Other candidate vaccines
A number of other COVID-19 candidate vaccines are currently in pre-clinical testing and also hold promise of a viable vaccine being produced during the next 1-2 years, most notably:
- Janssen’s (Johnson & Johnson) intranasally delivered recombinant adenovirus-based vaccine, incorporating a SARS-CoV-2 protein and utilising the vaccine platform it developed for the Zika and Ebola viruses;
- Sanofi’s recombinant vaccine expressed in a baculovirus system and incorporating a SARS-CoV-2 protein;
- LinealRx’s DNA vaccine encoding a SARS-CoV-2 protein;
- Inovio Pharmaceuticals’ DNA vaccine encoding the SARS-CoV-2 spike protein;
- Clover Biopharmaceuticals’ and GlaxoSmithKline’s recombinant SARS-CoV-2 spike protein subunit vaccine; and
- the University of Queensland’s recombinant subunit vaccine incorporating the SARS-CoV-2 spike protein.

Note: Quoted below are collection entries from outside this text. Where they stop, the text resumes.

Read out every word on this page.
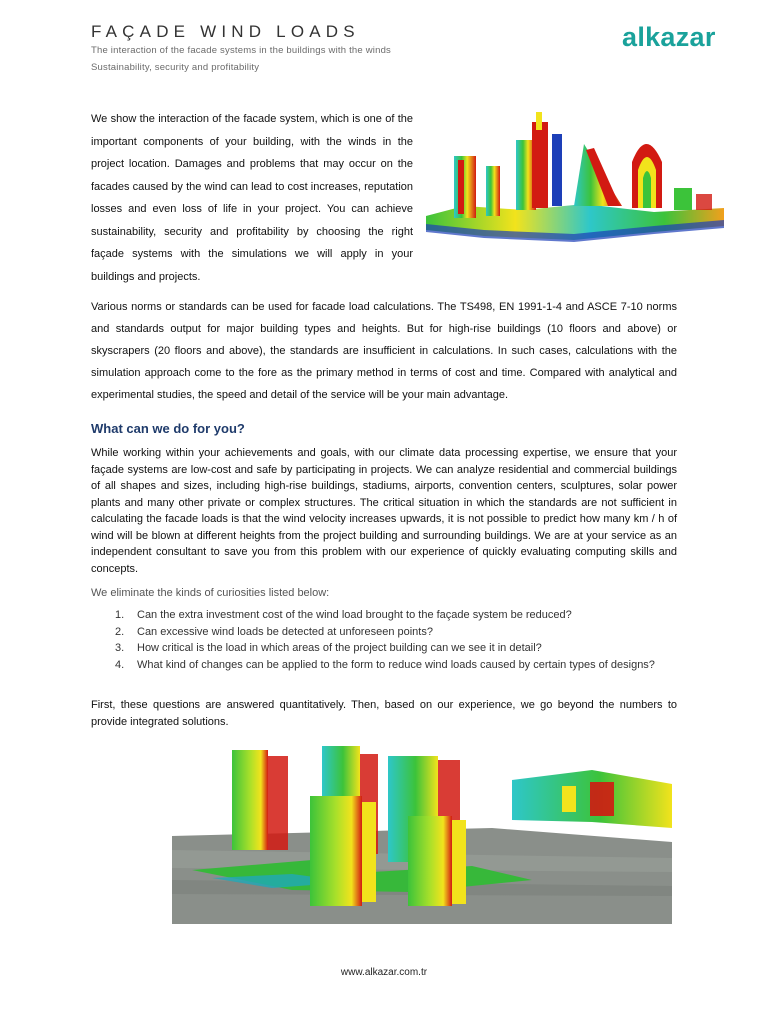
FAÇADE WIND LOADS
The interaction of the facade systems in the buildings with the winds
Sustainability, security and profitability
alkazar

We show the interaction of the facade system, which is one of the important components of your building, with the winds in the project location. Damages and problems that may occur on the facades caused by the wind can lead to cost increases, reputation losses and even loss of life in your project. You can achieve sustainability, security and profitability by choosing the right façade systems with the simulations we will apply in your buildings and projects.

Various norms or standards can be used for facade load calculations. The TS498, EN 1991-1-4 and ASCE 7-10 norms and standards output for major building types and heights. But for high-rise buildings (10 floors and above) or skyscrapers (20 floors and above), the standards are insufficient in calculations. In such cases, calculations with the simulation approach come to the fore as the primary method in terms of cost and time. Compared with analytical and experimental studies, the speed and detail of the service will be your main advantage.

What can we do for you?

While working within your achievements and goals, with our climate data processing expertise, we ensure that your façade systems are low-cost and safe by participating in projects. We can analyze residential and commercial buildings of all shapes and sizes, including high-rise buildings, stadiums, airports, convention centers, sculptures, solar power plants and many other private or complex structures. The critical situation in which the standards are not sufficient in calculating the facade loads is that the wind velocity increases upwards, it is not possible to predict how many km / h of wind will be blown at different heights from the project building and surrounding buildings. We are at your service as an independent consultant to save you from this problem with our experience of quickly evaluating computing skills and concepts.

We eliminate the kinds of curiosities listed below:

1. Can the extra investment cost of the wind load brought to the façade system be reduced?
2. Can excessive wind loads be detected at unforeseen points?
3. How critical is the load in which areas of the project building can we see it in detail?
4. What kind of changes can be applied to the form to reduce wind loads caused by certain types of designs?

First, these questions are answered quantitatively. Then, based on our experience, we go beyond the numbers to provide integrated solutions.

www.alkazar.com.tr
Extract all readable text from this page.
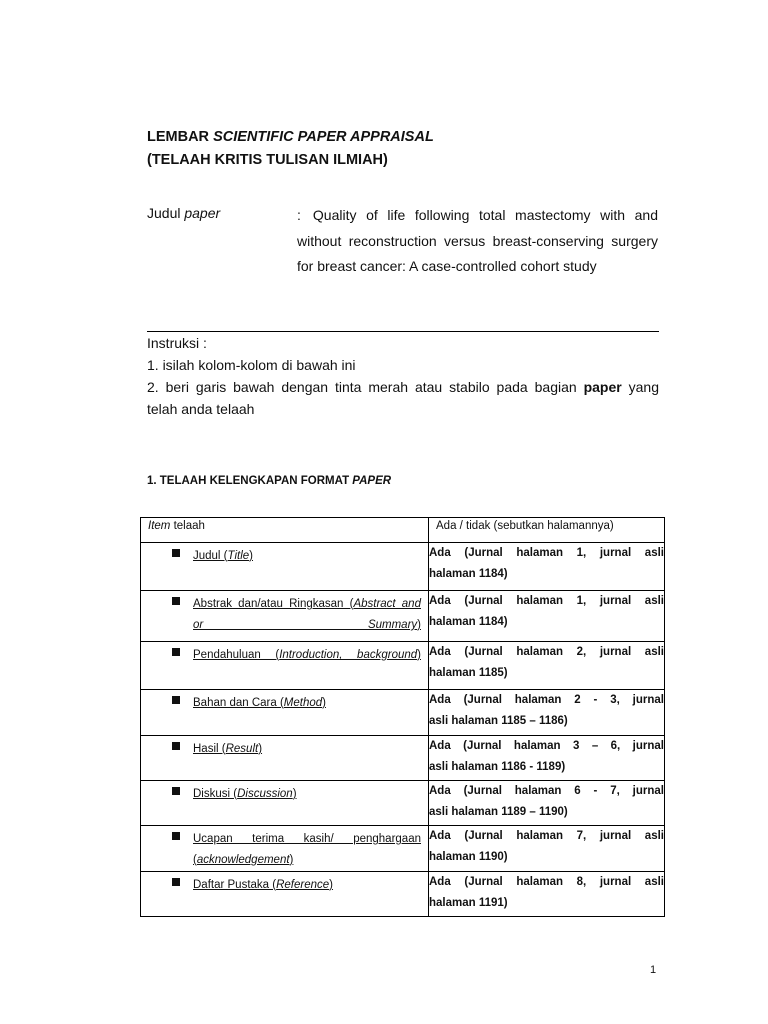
LEMBAR SCIENTIFIC PAPER APPRAISAL
(TELAAH KRITIS TULISAN ILMIAH)
Judul paper	: Quality of life following total mastectomy with and without reconstruction versus breast-conserving surgery for breast cancer: A case-controlled cohort study
Instruksi :
1. isilah kolom-kolom di bawah ini
2. beri garis bawah dengan tinta merah atau stabilo pada bagian paper yang
telah anda telaah
1. TELAAH KELENGKAPAN FORMAT PAPER
Item telaah	Ada / tidak (sebutkan halamannya)

Judul (Title)	Ada (Jurnal halaman 1, jurnal asli
halaman 1184)

Abstrak dan/atau Ringkasan (Abstract and or Summary)	Ada (Jurnal halaman 1, jurnal asli
halaman 1184)

Pendahuluan (Introduction, background)	Ada (Jurnal halaman 2, jurnal asli
halaman 1185)

Bahan dan Cara (Method)	Ada (Jurnal halaman 2 - 3, jurnal
asli halaman 1185 – 1186)

Hasil (Result)	Ada (Jurnal halaman 3 – 6, jurnal
asli halaman 1186 - 1189)

Diskusi (Discussion)	Ada (Jurnal halaman 6 - 7, jurnal
asli halaman 1189 – 1190)

Ucapan terima kasih/ penghargaan (acknowledgement)	Ada (Jurnal halaman 7, jurnal asli
halaman 1190)

Daftar Pustaka (Reference)	Ada (Jurnal halaman 8, jurnal asli
halaman 1191)
1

A number of these candidates have expectations of moving into Phase I clinical trials within 3 to 6 months.
Vaccines utilising mRNA platforms remain an unproven technology, with no vaccine approved for use to date. However, mRNA vaccine technology holds great promise and, if ultimately proven successful, could reduce vaccine lead-time and cost of development and manufacture and thereby shorten the time to product regulatory approval and implementation. While still too early to predict, the outcome of this race to develop a successful COVID-19 vaccine appears destined to yield a variety of improved techniques and new technologies, while also providing important lessons on how best to develop a vaccine in the face of future rapidly emerging global epidemics and pandemics.